Hathersage to York along Trans-Pennine and Inter-stellar rail trails
My magic spinner landed on north east, which meant a two day ride to the Yorkshire coast with an overnight stop in York. And for this, I was happy to be joined by two friends from regular annual cycling trips to Mallorca, Simon and Richard, who live in, or near, Sheffield. We were blessed with an amazing day with sunshine, puffy clouds and a strong following wind.
Simon actually lives high up on the edge of the Peak District in a village called Worrall, and it so happened that his house lay exactly on my straight line, so I rode the first 14 hilly miles alone from Hathersage, then called in for tea and toast. We left his house and met Richard at a cafe in Oughtibridge, at the bottom of a big descent, just before 11am. He was just tucking in to a very large piece of chocolate tiffin cake, but made short work of it. While he ate, I read a nearby banner advertising “Oughtifest”, a family music festival in late August starring the BeeGees, Elton John, Taylor Swift, Ed Sheehan, Bob Marley and more! Quite a lineup. I think I should go.
Richard had downloaded all of our agreed route into his Garmin, so for a day I was happy to be led along, not caring about directions. It felt quite liberating as our route took us immediately into uncharted territory, along the Trans Pennine Trail through Wharncliffe Woods and then around in the general direction of Barnsley. For an hour we rode along good, unsurfaced tracks through rural surroundings and it was all extremely pleasant. When eventually we did hit former coal mining villages, I was most pleasantly surprised as we made our first cafe stop in the really excellent Elsecar Heritage Centre on the site of Elsecar Ironworks. It is a collection of industrial buildings given a new life as art and craft workshops, restaurants, shops and exhibition spaces. It was a pretty cool place to enjoy a late breakfast roll.
This whole area of the Dearne Valley was quite industrialised, but the cycle trail took us through a green corridor that avoided all of the modern infrastructure and made it a pleasure. When we popped back onto quiet lanes, we were taken through a string of attractive, honey coloured limestone villages including Barnburgh, Hickleton and Hooton Pagnell – where I once played cricket – with imposing stately homes set behind high stone walls. In time, the feel of the Cotswolds was replaced by former pit villages like South Elmsall (where, as a small child in the 1970s, I once went on a school trip to see dolphins in a swimming pool – fact!).

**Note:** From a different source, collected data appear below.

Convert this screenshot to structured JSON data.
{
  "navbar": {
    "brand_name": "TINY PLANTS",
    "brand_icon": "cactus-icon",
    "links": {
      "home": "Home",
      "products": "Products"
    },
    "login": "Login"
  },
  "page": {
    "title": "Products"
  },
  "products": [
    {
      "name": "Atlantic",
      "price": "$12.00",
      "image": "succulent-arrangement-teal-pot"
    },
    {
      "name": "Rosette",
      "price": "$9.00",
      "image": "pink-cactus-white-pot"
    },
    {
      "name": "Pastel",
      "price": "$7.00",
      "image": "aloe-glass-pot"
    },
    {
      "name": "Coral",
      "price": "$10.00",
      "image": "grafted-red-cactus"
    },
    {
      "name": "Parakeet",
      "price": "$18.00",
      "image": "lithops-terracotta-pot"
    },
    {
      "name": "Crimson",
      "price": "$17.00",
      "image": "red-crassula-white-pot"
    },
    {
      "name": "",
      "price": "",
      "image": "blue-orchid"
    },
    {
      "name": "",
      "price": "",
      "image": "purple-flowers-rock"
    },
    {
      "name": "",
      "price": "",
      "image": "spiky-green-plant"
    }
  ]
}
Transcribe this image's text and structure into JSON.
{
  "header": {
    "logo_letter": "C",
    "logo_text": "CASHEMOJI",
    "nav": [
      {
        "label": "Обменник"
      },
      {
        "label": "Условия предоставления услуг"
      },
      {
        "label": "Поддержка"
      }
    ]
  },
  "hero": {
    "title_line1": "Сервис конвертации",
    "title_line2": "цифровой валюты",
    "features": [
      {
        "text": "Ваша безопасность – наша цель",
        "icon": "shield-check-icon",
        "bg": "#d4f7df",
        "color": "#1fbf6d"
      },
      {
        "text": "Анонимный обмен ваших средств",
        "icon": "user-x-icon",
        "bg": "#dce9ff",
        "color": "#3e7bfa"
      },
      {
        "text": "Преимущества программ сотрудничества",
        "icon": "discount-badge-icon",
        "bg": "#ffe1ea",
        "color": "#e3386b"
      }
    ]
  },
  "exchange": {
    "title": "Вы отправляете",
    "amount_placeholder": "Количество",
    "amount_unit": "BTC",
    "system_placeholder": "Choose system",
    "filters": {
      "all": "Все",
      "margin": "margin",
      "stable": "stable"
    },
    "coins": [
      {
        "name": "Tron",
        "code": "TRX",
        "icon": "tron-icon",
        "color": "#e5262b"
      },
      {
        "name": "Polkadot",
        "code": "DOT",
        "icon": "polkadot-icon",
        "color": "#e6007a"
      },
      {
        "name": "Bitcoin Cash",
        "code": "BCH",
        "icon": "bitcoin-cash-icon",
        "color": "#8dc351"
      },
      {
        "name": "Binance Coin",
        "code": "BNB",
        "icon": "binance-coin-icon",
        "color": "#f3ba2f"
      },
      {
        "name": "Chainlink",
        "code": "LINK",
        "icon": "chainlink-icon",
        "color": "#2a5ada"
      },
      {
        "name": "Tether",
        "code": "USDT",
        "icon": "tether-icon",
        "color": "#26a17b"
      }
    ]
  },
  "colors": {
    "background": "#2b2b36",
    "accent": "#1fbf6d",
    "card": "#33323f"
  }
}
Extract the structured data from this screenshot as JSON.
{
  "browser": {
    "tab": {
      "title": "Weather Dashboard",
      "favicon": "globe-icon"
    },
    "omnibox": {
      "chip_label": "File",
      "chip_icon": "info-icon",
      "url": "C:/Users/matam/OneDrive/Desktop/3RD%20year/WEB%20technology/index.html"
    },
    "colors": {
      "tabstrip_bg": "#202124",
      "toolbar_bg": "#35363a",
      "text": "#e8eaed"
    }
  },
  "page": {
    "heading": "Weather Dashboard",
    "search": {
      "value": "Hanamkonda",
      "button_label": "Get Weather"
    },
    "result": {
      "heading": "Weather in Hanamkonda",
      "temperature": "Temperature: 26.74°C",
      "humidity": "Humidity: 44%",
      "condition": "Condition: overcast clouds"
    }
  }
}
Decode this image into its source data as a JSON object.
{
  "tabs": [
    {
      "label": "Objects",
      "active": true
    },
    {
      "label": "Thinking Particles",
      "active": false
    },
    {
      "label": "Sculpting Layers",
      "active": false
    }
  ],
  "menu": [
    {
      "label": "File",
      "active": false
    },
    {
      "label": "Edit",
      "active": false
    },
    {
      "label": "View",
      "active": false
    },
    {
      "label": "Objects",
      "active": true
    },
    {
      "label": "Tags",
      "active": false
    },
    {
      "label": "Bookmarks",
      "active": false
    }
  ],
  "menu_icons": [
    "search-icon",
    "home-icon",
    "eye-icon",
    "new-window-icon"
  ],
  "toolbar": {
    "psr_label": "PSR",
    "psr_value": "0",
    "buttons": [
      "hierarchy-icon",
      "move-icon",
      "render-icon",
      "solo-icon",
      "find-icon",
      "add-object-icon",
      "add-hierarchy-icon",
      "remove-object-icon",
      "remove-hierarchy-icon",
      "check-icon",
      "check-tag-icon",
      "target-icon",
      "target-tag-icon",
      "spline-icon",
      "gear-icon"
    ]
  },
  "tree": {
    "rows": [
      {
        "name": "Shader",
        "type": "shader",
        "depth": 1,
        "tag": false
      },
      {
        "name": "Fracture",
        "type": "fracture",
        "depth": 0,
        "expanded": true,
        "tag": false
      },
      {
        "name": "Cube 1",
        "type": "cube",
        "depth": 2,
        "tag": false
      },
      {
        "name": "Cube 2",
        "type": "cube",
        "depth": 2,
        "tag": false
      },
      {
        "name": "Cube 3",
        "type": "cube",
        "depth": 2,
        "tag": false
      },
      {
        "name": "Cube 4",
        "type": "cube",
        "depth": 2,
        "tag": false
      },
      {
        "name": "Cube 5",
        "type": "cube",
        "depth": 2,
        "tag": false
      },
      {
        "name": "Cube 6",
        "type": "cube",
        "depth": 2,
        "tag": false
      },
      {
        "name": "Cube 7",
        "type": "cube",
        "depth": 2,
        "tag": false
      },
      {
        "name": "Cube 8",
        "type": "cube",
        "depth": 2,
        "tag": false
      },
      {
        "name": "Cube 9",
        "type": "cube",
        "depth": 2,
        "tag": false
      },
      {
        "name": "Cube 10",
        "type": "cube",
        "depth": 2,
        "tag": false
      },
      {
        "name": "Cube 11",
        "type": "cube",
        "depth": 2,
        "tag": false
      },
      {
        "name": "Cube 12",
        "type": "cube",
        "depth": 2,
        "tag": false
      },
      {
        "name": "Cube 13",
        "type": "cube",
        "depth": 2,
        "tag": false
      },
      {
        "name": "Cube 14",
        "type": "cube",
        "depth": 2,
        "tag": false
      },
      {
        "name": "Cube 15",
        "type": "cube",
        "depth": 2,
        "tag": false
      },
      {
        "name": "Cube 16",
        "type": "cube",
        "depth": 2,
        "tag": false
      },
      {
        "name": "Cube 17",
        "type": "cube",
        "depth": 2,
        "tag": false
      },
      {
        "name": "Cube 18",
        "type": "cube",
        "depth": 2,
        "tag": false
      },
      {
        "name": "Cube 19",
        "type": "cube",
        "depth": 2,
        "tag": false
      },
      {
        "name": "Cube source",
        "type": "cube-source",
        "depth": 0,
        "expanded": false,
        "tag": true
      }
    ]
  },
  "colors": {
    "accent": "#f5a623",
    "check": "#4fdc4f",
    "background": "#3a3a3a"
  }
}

The country lanes continued to undulate for a few more miles through well-heeled Wentbridge and Darrington, past large country hotels, until we slipped underneath the queuing traffic on the A1 and found ourselves crossing much flatter country in an area dominated until recently by power station cooling towers. Now, as the country moves away from coal and gas to produce its electricity, the only ones still remaining were several miles away at Drax, which burns imported biomass fuel, and there was no visible remnant of either Ferrybridge or Eggborough. There wasn’t too much else to see instead, however, as we passed between flat fields and small, brick villages through uninspiring country as far as the market town of Selby, a bridging point on the tidal River Ouse.
In childhood visits from home to York, typically when we had visitors staying, we would drive through Selby. I associate the town with three things: its beautiful three towered Abbey in the middle of the town, its toll bridge (where a man in a white coat would take coins from passing cars) and its flour mills, which could directly load and unload via gantries over the main road into boats in the adjacent river. The tolls and the boats and their loading gantries are gone, but we found a pub with outdoor seating by the west front of the abbey and drank ourselves back from the edge of dehydration.
The final leg, from Selby to York, followed a well surfaced rail trail called the Solar System Way. At various intervals along its 10km are small models of the planets running from Pluto, nearer Selby, right to the sun, at the York end. They are to scale, and you are struck by their tiny size in an otherwise empty space. It is, for example 2.5km between Neptune and Uranus, which are each the size of a large snooker ball. But the most compelling thing is the sudden flurry, within a few hundred metres, of all the planets from Mars through to the Sun, and how close together, relatively, they are found. I later learned that, relative to the scale of the model, we were cycling at something over ten times the speed of light. Not too shabby.
We entered York past its large racecourse and the lovely old Terry’s chocolate factory – now apartments- before crossing the river on the impressive Millennium cycle bridge. Close by we stopped at the ice-cream barge for some delicious rhubarb ice cream – the connoisseur’s choice – a fine way to end a great day of riding north east, ahead of an evening exploring one of Britain’s best historic cities.